Just how unbalanced is trade between the US and China?

Back in 1985, bilateral US-Chinese trade was in balance. The US exported to China about as much as China exported to the US. Since then, however, the US has sucked up Chinese imports. Last year, the US imported almost $290 billion of goods, but exported just $55 billion.

Last year, the US ran up a $818 billion trade deficit. Around a third of that deficit was due to trade with China. Overall, the bilateral US-China trade deficit is running at about 2 percent of GDP a year.

So how do the Chinese manage to out-trade the US? China tightly pegs its currency's value to that of the dollar at an an extremely low rate. This low rate means that Chinese goods are very price competitive and this encourages a large bilateral surplus with the United States. This policy, in effect, offers a massive subsidy to exports. However, the Chinese need to purchase huge amounts of US assets by printing local currency. In 2006 alone, the Chinese central bank purchased around $200 billion in U.S. Treasury Bills and other securities. Currently, the Chinese are sitting on $1.2 trillion of foreign exchange reserves.
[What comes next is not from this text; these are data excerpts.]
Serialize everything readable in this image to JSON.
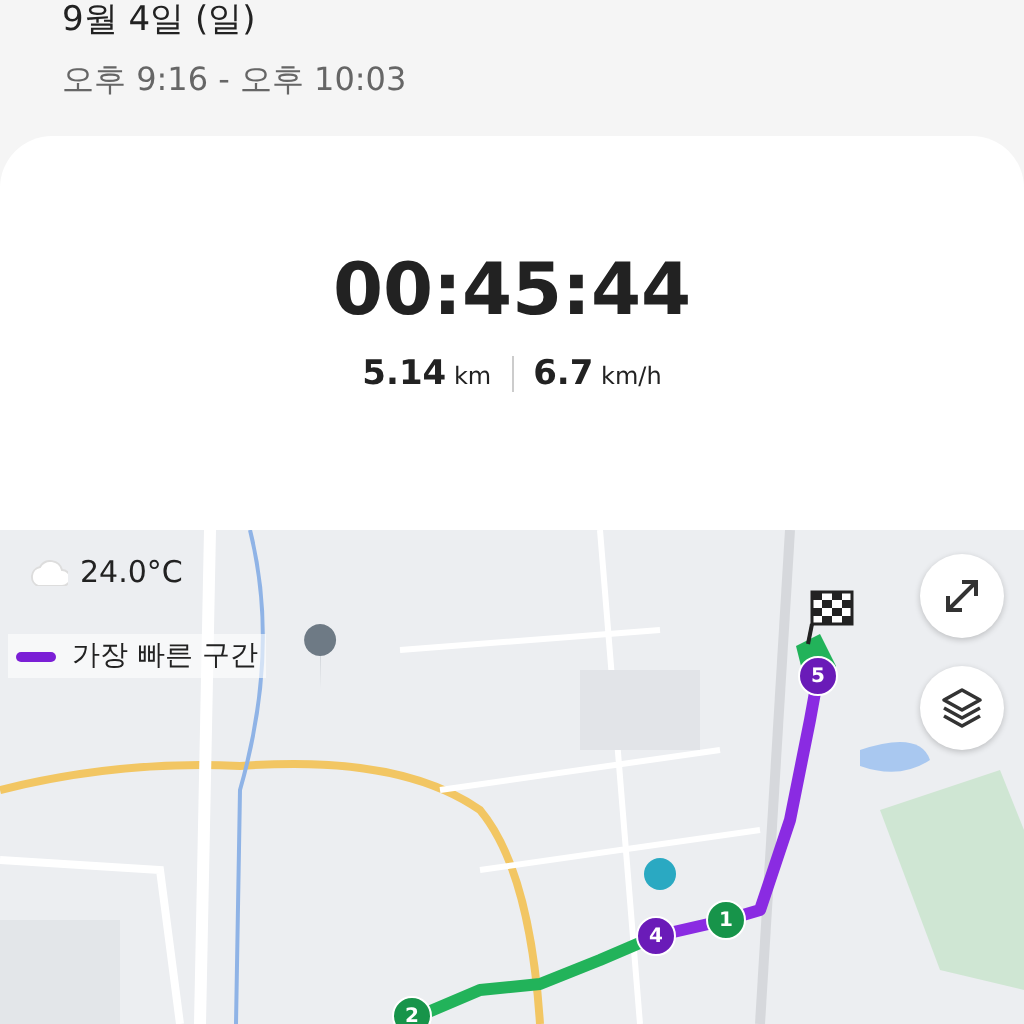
{
  "header": {
    "date": "9월 4일 (일)",
    "time_range": "오후 9:16 - 오후 10:03"
  },
  "summary": {
    "duration": "00:45:44",
    "stats": [
      {
        "value": "5.14",
        "unit": "km"
      },
      {
        "value": "6.7",
        "unit": "km/h"
      }
    ]
  },
  "map": {
    "weather": {
      "temperature": "24.0°C"
    },
    "legend": {
      "label": "가장 빠른 구간",
      "color": "#7b1fd6"
    },
    "controls": [
      {
        "kind": "expand"
      },
      {
        "kind": "layers"
      }
    ],
    "markers": [
      {
        "label": "5",
        "color": "#6a1bb8"
      },
      {
        "label": "1",
        "color": "#17944a"
      },
      {
        "label": "4",
        "color": "#6a1bb8"
      },
      {
        "label": "2",
        "color": "#17944a"
      }
    ]
  }
}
However, the Chinese can't keep on subsidizing exports in this manner. It is bad for poor Chinese workers, who are effectively subsidizing rich US consumers. It is bad for the US economy, which is building up huge liabilities with China.

The solution is simple enough. China must let the Yuan appreciate. American exports with China can begin to recover, while Chinese workers can begin to see real increases in their standard of living. However, the Chinese government seem addicted to this "export-at-all-costs" development strategy.